A soft probe is the lowest-commitment communication in the commodity trade chain. It is an informal, non-binding inquiry — usually a brief message or email — from a buyer, intermediary, or their representative asking whether a seller has a specific product available at a given price and volume.

Where the Soft Probe Fits in the Trade Process

A full commodity deal follows a staged document chain. The soft probe comes first:

  1. Soft Probe — informal interest check (no commitment)
  2. LOI (Letter of Intent) — formal expression of interest, low commitment
  3. FCO / RWA — seller's formal offer or readiness statement
  4. ICPO — buyer's irrevocable purchase order (binding)
  5. SPA — Sales and Purchase Agreement (full contract)
  6. Payment instrument — SBLC / DLC issued
  7. SGS inspection + delivery — product loaded, documents exchanged

Why Soft Probes Are Abused in Petroleum Markets

Critical Warning
EN590, Jet A-1, and D2 markets are riddled with "soft probe chains" — networks of intermediaries who pass enquiries back and forth without any real product or genuine buyer. Recognising a soft probe chain early saves enormous amounts of time and protects against fraud.

A typical fraudulent soft probe chain works as follows:

  1. An intermediary (Broker A) receives a soft probe from a supposed buyer
  2. Broker A sends the same probe to Broker B, adding 1–2% commission
  3. Broker B passes it to Broker C, adding another 1–2%
  4. After 5–10 steps, the original $800/MT EN590 becomes $950/MT before it reaches any real seller
  5. No real product exists — only a chain of emails

Hard Probe vs. Soft Probe

FeatureSoft ProbeHard Probe
Binding on buyer?NoYes (with mandate)
Documents requiredNoneMandate letter, POF, buyer ID
Seller responseIndicative FCOFormal FCO / RWA + CoP
Used by fraudsters?FrequentlyRarely
Typical stageFirst contactPre-ICPO due diligence

Red Flags in Soft Probe Responses

  • Seller asks for an ICPO immediately, before providing any FCO or RWA
  • Price is significantly below market (EN590 at $200/MT discount to Platts)
  • Seller claims "tank-to-tank" transfer without SGS inspection
  • Seller insists on a specific broker chain or "mandate"
  • Response arrives within minutes, regardless of time zone
  • Email domain does not match the company name in the FCO

Best Practice for Buyers

When sending a soft probe, include: product, grade, quantity, delivery terms (FOB/CIF), price range, and preferred payment instrument. This filters out non-serious sellers immediately. Require a formal FCO with tank storage details within 24–48 hours before engaging further.

The Skyra CIP Approach

Skyra CIP eliminates the soft probe chain problem entirely.
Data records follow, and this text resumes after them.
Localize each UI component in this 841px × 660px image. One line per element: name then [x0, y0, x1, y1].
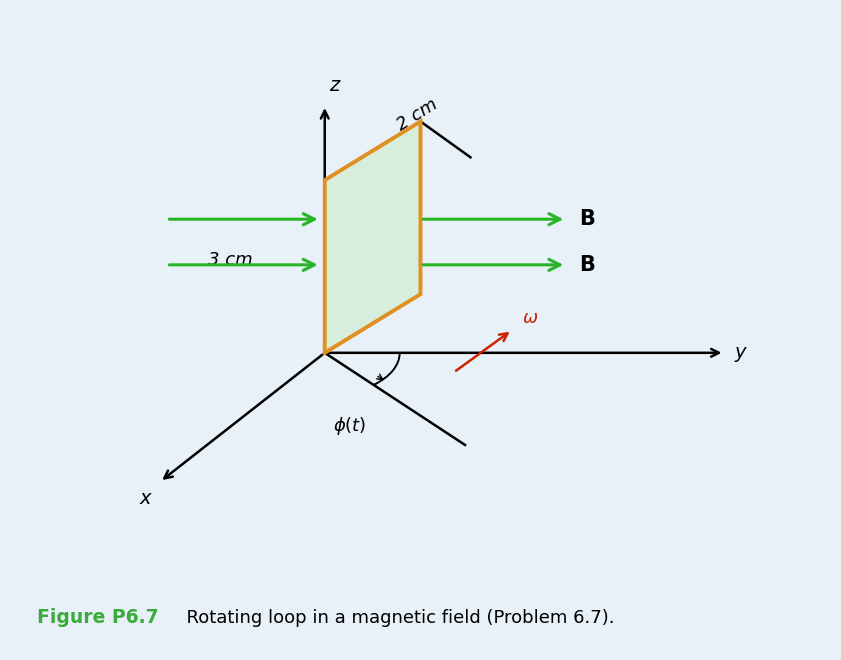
Text: $\phi(t)$: $\phi(t)$: [333, 414, 367, 437]
Text: B: B: [579, 255, 595, 275]
Polygon shape: [325, 121, 420, 353]
Text: Figure P6.7: Figure P6.7: [38, 607, 159, 626]
Text: Rotating loop in a magnetic field (Problem 6.7).: Rotating loop in a magnetic field (Probl…: [175, 609, 615, 626]
Text: z: z: [329, 77, 339, 96]
Text: y: y: [734, 343, 746, 362]
Text: B: B: [579, 209, 595, 229]
Text: 3 cm: 3 cm: [209, 251, 253, 269]
Text: 2 cm: 2 cm: [394, 96, 441, 135]
Text: x: x: [140, 489, 151, 508]
Text: $\omega$: $\omega$: [522, 309, 538, 327]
All participants are KYC-verified and credentialed before accessing the deal flow. Buyers connect directly with verified suppliers — no intermediary chains, no phantom probes.
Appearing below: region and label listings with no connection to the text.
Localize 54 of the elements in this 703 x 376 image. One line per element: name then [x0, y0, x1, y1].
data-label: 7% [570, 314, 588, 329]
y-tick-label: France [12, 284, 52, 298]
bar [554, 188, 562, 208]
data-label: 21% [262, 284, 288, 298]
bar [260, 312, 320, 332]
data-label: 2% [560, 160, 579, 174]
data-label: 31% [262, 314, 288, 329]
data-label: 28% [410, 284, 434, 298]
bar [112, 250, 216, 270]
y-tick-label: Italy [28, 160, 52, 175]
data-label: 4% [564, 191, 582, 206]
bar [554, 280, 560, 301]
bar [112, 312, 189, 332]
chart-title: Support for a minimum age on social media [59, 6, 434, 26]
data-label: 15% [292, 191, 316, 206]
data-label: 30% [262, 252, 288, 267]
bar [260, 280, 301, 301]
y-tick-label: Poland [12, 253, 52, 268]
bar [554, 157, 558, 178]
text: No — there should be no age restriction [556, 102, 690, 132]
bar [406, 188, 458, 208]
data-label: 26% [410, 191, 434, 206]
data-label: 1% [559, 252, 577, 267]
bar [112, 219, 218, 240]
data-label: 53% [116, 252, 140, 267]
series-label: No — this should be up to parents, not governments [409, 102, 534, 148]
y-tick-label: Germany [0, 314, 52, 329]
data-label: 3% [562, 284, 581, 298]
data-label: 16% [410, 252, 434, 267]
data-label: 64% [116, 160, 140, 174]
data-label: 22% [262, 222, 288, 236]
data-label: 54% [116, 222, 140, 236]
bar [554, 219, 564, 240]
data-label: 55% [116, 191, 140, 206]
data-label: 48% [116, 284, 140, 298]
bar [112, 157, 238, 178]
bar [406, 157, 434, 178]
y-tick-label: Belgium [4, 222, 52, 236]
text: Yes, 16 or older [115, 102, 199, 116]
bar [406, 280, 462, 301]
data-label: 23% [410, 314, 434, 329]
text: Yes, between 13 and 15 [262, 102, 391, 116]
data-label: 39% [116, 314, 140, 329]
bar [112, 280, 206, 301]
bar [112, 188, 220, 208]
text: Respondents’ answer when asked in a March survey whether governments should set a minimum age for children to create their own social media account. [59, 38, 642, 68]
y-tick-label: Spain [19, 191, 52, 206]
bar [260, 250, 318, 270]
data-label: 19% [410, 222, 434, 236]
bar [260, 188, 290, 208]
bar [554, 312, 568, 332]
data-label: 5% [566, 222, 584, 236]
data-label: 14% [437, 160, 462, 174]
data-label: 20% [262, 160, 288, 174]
Frequently Asked Questions

What is a soft probe in commodity trade?

A soft probe is an informal, non-binding preliminary inquiry used to test a potential counterparty's interest, pricing, and product availability before any formal document — such as an ICPO or LOI — is issued. It carries no legal obligation for either party and is used at the earliest stage of a trade relationship.

What is the difference between a soft probe and a hard probe?

A soft probe is informal and non-binding — used to gauge interest and confirm pricing. A hard probe is a formal, documented due diligence request backed by a mandate letter, proof of funds, and verified buyer identity. Hard probes commit the buyer to a process; soft probes do not.

Why are soft probes problematic in EN590 and petroleum trading?

In petroleum markets, soft probes are frequently abused by broker chains. A chain of 5–10 intermediaries will pass the same soft probe along the chain, each adding a commission markup, with no genuine product or verified buyer behind the inquiry. This creates phantom deal pipelines, wastes seller resources, and is a major source of fraud in the diesel market.

Is a soft probe legally binding?

No. A soft probe has no legal standing. It does not constitute an offer, acceptance, or contract under any jurisdiction. It is a pre-commercial communication only. Only formal documents — ICPO, SPA, DLC, SBLC — carry legal weight.

How do I respond to a soft probe professionally?

Legitimate sellers respond to soft probes with an FCO (Full Corporate Offer) or RWA (Ready, Willing and Able) letter, which specifies product, quantity, price, delivery terms, and validity. They do not ask for payment, advance fees, or sensitive banking documents at this stage.